A lo largo de 30 años los subsidios soviéticos garantizaron el mínimo de subsistencia necesario para aplicar esta política y el Gobierno gestionó la pobreza con la garantía de escuelas y hospitales "gratuitos" y de acceso general. Con la desaparición de la URSS en 1991 el PIB cubano se contrajo a la mitad y todavía hoy, 27 años después, no ha recuperado los niveles modestísimos que tenía en la década de 1980, a pesar de la providencial aparición de Hugo Chávez como patrocinador bis del castrismo a finales del siglo XX. Las "vidrieras" del sistema —educación, salud pública, deportes— se desmoronaron rápidamente y la estampida migratoria se multiplicó hasta superar todos los índices precedentes.
En el contexto actual, el nuevo deterioro de las relaciones con EEUU y la crisis que atraviesa Venezuela auguran un porvenir aún más incierto para la Isla, en caso de que los sucesores de Raúl Castro decidan mantener el rumbo presente.
Cuando se examinan las líneas de fuerza que determinarán la evolución del país en el futuro próximo —emigración/demografía, remesas del extranjero, productividad agraria e industrial, perspectivas del transporte, la energía y la vivienda, composición del comercio exterior, tendencias del sector turístico— resulta obvio que la única vía posible para salir de la espiral de empobrecimiento vigente hoy consiste en someter al Estado a una cura de adelgazamiento y mejorar las relaciones con sus vecinos inmediatos, tanto del norte como del sur. Pero a fin de reducir las competencias y la burocracia estatales habría que transferir a la sociedad civil un volumen mucho mayor de actividad económica y abrir el país a la inversión y la innovación tecnológica extranjeras, lo que significaría ampliar el ámbito de derechos y libertades individuales, mediante la reforma de las leyes. Esto solo podría llevarse a cabo si el Partido Comunista de Cuba estuviera dispuesto a ceder parte del poder que hoy detenta en solitario.
La disyuntiva entre controlar o producir —dicho de otro modo, la necesidad de sacrificar una parte del monopolio político en aras del bienestar económico— está lejos de ser novedosa. Tarde o temprano, casi todos los regímenes marxistas han tenido que enfrentarse a ella. La respuesta ha variado, en función de la cultura, las características de la economía, las condiciones geográficas del país, sus vínculos con la población exiliada y el grado de desarrollo alcanzado antes de la implantación del socialismo. Es una ecuación con muchas variables, que admite diversas soluciones.

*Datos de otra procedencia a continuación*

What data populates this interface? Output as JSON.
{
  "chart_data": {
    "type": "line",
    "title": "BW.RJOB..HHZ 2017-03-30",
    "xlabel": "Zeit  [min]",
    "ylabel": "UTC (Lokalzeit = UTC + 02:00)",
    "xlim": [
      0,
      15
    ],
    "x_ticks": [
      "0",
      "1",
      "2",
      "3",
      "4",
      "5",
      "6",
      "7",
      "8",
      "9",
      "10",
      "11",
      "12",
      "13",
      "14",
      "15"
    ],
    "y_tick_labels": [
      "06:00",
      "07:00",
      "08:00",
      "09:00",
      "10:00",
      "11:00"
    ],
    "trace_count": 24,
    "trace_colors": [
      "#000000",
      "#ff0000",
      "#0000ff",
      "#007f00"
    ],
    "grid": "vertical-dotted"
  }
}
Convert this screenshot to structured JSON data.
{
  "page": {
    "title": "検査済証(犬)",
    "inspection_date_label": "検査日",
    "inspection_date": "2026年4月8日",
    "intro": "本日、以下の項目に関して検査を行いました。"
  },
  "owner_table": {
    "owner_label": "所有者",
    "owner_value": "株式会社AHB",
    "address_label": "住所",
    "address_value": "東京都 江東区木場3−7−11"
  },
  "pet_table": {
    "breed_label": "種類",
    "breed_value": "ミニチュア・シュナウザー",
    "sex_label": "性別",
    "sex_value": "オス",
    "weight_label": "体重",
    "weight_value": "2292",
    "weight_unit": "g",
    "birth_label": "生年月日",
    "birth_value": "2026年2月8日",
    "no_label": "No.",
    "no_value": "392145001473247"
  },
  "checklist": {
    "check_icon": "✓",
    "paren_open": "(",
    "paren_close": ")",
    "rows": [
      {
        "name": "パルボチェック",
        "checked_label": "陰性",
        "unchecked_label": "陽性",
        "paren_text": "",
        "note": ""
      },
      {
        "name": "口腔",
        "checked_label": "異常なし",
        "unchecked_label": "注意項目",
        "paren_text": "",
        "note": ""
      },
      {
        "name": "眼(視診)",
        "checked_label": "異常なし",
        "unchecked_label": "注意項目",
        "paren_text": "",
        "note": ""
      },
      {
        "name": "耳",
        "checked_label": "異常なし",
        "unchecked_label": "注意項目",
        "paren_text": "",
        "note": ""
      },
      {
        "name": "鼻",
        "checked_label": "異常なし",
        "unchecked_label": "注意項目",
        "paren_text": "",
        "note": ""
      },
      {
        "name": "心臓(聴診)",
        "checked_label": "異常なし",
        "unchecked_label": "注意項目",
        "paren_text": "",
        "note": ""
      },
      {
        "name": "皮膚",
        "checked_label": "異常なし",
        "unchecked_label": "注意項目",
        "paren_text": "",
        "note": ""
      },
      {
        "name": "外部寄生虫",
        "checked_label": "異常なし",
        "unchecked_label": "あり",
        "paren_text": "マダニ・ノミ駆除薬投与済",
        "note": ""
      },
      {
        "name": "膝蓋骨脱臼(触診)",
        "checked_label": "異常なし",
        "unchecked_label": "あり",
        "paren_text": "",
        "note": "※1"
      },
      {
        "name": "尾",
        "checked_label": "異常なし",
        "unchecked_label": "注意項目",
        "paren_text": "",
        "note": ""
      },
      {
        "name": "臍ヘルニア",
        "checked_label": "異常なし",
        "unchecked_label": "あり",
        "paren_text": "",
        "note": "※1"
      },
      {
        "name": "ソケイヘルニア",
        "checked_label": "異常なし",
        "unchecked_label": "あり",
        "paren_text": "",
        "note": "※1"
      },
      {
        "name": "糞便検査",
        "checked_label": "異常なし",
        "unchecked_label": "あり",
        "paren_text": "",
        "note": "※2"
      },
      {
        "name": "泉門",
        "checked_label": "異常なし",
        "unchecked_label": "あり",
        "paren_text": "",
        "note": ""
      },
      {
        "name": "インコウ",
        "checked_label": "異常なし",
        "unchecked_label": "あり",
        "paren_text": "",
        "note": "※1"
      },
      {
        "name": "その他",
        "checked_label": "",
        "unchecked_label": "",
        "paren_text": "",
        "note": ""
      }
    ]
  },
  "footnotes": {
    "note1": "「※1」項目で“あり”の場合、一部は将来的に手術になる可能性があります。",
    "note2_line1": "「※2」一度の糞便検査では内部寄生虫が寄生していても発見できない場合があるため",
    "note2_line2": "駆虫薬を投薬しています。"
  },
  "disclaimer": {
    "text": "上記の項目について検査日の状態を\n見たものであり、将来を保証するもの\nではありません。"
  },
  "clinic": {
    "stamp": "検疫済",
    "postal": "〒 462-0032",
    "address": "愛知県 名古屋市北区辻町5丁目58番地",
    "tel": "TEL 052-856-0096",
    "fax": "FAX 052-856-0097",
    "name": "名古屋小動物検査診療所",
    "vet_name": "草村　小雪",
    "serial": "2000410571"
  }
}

En Cuba, las respuestas estarán condicionadas sobre todo por dos factores externos: la política migratoria de Washington y la salud del Gobierno de Nicolás Maduro. En eso han venido a parar la "liberación nacional" y la "defensa de la soberanía", coartadas de la represión y la pobreza que desde 1959 ha empleado sin descanso el régimen cuartelario de la familia Castro.